Independentemente dos pontos de vista, as respostas tendem a vir somente no amanhã. Angústias e incertezas são sintetizadas pelo deputado Miro Teixeira (Rede-RJ):
– O grande problema é aquele que aflige cada pessoa. Para quem está com dificuldade na linha de ônibus, é o transporte. Para quem não consegue acessar o hospital, é a saúde. A questão do medo é generalizada. E é tão real que você vê o aparato que está sendo mobilizado. E resta a pergunta que todos fazem: e depois?
Outras melhorias na cidade
Porto Maravilha - É o principal projeto de revitalização da área central do Rio, integrada à região portuária. Envolveu a demolição do Elevado da Perimetral, um gigante cinzento de concreto de 4,7 mil metros de comprimento na região central da cidade. Os veículos que trafegavam pelo antigo viaduto agora têm como alternativa vias subterrâneas. No porto, há espaço de lazer, ciclovias, áreas verdes e dois museus. Também há planejamentos de habitação, inclusive de interesse social. A obra é elogiada até por críticos da prefeitura.
Veículo Leve sobre Trilhos (VLT) - A rede de 28 quilômetros de VLT está em funcionamento, atendendo ao centro e à zona portuária da cidade.

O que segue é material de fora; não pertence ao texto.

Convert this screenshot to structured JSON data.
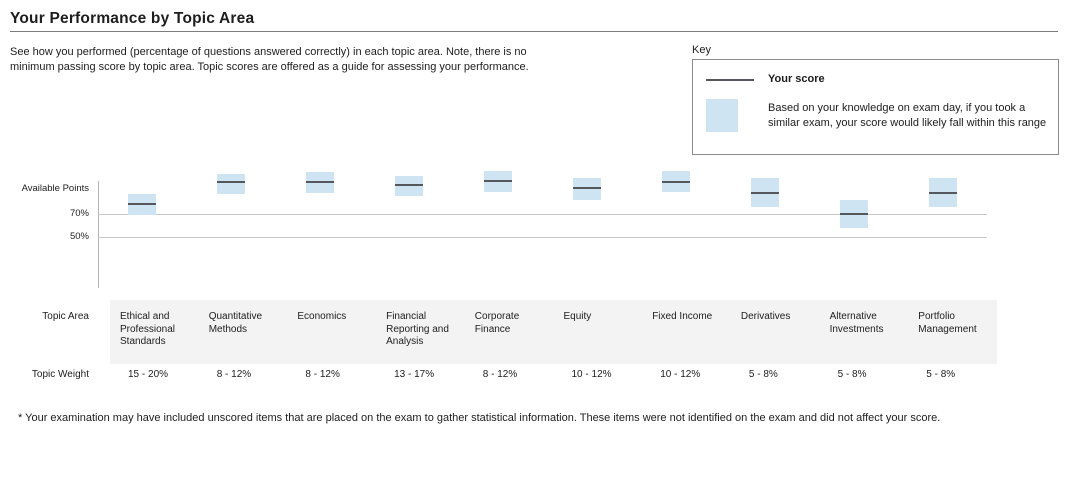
{
  "page": {
    "title": "Your Performance by Topic Area",
    "description": "See how you performed (percentage of questions answered correctly) in each topic area. Note, there is no minimum passing score by topic area. Topic scores are offered as a guide for assessing your performance.",
    "footnote": "* Your examination may have included unscored items that are placed on the exam to gather statistical information. These items were not identified on the exam and did not affect your score."
  },
  "key": {
    "label": "Key",
    "score_label": "Your score",
    "range_description": "Based on your knowledge on exam day, if you took a similar exam, your score would likely fall within this range"
  },
  "table": {
    "topic_area_label": "Topic Area",
    "topic_weight_label": "Topic Weight"
  },
  "colors": {
    "range_fill": "#cfe4f2",
    "score_line": "#54585d",
    "gridline": "#c9c9c9",
    "axis_line": "#b3b3b3",
    "table_band": "#f3f3f3"
  },
  "chart_data": {
    "type": "range-bar",
    "title": "Your Performance by Topic Area",
    "y_axis": {
      "top_label": "Available Points",
      "tick_labels": [
        "70%",
        "50%"
      ],
      "tick_values": [
        70,
        50
      ],
      "gridlines": true
    },
    "categories": [
      "Ethical and Professional Standards",
      "Quantitative Methods",
      "Economics",
      "Financial Reporting and Analysis",
      "Corporate Finance",
      "Equity",
      "Fixed Income",
      "Derivatives",
      "Alternative Investments",
      "Portfolio Management"
    ],
    "topic_weights": [
      "15 - 20%",
      "8 - 12%",
      "8 - 12%",
      "13 - 17%",
      "8 - 12%",
      "10 - 12%",
      "10 - 12%",
      "5 - 8%",
      "5 - 8%",
      "5 - 8%"
    ],
    "series": [
      {
        "name": "Your score (estimated %)",
        "values": [
          79,
          99,
          99,
          96,
          100,
          94,
          99,
          89,
          70,
          89
        ]
      },
      {
        "name": "Likely range low (estimated %)",
        "values": [
          69,
          88,
          89,
          86,
          90,
          83,
          90,
          76,
          57,
          76
        ]
      },
      {
        "name": "Likely range high (estimated %)",
        "values": [
          88,
          106,
          108,
          105,
          109,
          103,
          109,
          103,
          83,
          103
        ]
      }
    ],
    "legend_position": "top-right"
  }
}
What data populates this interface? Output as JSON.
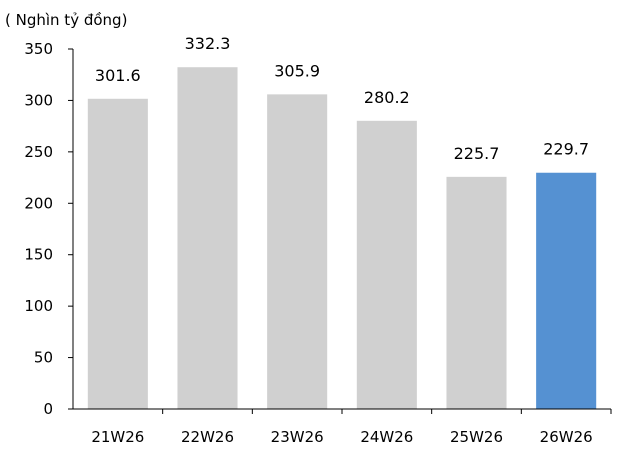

São vagões silenciosos que andam na superfície, sem separação dos espaços públicos por muros. Uma das linhas, por exemplo, transporta passageiros até a movimentada Cinelândia.
BRT da Barra da Tijuca - É o sistema de corredores exclusivos para o tráfego rápido de passageiros em ônibus. Atenderá a Barra da Tijuca e a zona oeste do Rio. Para chegar ao Parque Olímpico, será necessário descer na estação Jardim Oceânico, da Linha 4 do metrô, tomar o BRT e seguir por mais alguns metros.